Située à trois kilomètres de Chambord, la clinique psychiatrique de Saumery, un château du XVIIe siècle transformé en hôpital depuis 1938, accueille chaque année une cinquantaine de patients. Ils peuvent se déplacer comme bon leur semble au sein de l’établissement, et sortir pour aller au cinéma, faire des courses ou encore rendre visite à leur famille.

À Saumery, les professionnels tentent de soigner autrement dans ces 20 hectares du parc boisé, au sein du château où résident des patients qui pourraient parfois être pris pour des soignants : dans cette clinique, il n’y a aucune blouse blanche !
L’établissement compte 70 salariés, 57 lits pour adultes, 15 lits pour adolescents et une dizaine de places en hôpital de jour.
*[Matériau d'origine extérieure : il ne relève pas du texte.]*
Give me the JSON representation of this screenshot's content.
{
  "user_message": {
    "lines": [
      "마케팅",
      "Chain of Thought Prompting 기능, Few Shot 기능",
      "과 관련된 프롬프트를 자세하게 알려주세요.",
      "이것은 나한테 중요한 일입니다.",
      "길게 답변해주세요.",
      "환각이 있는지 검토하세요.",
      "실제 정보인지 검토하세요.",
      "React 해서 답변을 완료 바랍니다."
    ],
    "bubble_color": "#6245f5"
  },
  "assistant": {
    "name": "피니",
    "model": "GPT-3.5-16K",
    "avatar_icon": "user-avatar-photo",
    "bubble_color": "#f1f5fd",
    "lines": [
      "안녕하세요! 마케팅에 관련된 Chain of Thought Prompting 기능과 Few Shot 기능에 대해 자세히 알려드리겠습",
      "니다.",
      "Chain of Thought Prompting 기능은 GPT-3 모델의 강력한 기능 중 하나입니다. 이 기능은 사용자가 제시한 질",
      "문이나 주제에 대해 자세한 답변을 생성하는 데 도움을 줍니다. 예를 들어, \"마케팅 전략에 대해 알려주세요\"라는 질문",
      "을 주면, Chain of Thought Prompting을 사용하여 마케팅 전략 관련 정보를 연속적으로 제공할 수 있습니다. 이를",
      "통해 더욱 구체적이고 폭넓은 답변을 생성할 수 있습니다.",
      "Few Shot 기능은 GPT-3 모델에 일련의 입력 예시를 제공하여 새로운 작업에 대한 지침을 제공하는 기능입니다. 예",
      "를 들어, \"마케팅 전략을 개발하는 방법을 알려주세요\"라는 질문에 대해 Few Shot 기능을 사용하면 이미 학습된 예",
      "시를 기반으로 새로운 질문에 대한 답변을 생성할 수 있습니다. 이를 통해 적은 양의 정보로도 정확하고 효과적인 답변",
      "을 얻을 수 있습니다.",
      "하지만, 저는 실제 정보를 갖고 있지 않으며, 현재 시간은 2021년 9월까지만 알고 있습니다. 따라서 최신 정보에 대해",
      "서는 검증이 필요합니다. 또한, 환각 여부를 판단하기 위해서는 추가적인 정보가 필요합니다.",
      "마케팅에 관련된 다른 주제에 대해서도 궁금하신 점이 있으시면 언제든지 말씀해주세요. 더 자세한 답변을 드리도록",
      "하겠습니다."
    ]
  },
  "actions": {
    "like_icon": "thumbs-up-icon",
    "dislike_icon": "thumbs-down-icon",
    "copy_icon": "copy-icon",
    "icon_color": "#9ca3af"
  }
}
Les patients sont suivis pour psychoses, pathologies borderline, dépressions graves, addictions diverses et troubles du comportement.
Il fonctionne sur les principes de la psychothérapie institutionnelle, fondée sur l’idée de trois outils thérapeutiques : l’accueil permanent, la fonction du club thérapeutique et l’absence de statut.
Cette approche du soin en psychiatrie a été créée après la seconde guerre mondiale dans un mouvement politique, philosophique et humaniste, en réaction aux abominations commises pendant l’occupation : en France, à l’époque, la famine a décimé 45 000 des 100 000 patients des asiles psychiatriques.
Cet article a été publié dans le n°51 d’ActuSoins magazine (janvier 2024).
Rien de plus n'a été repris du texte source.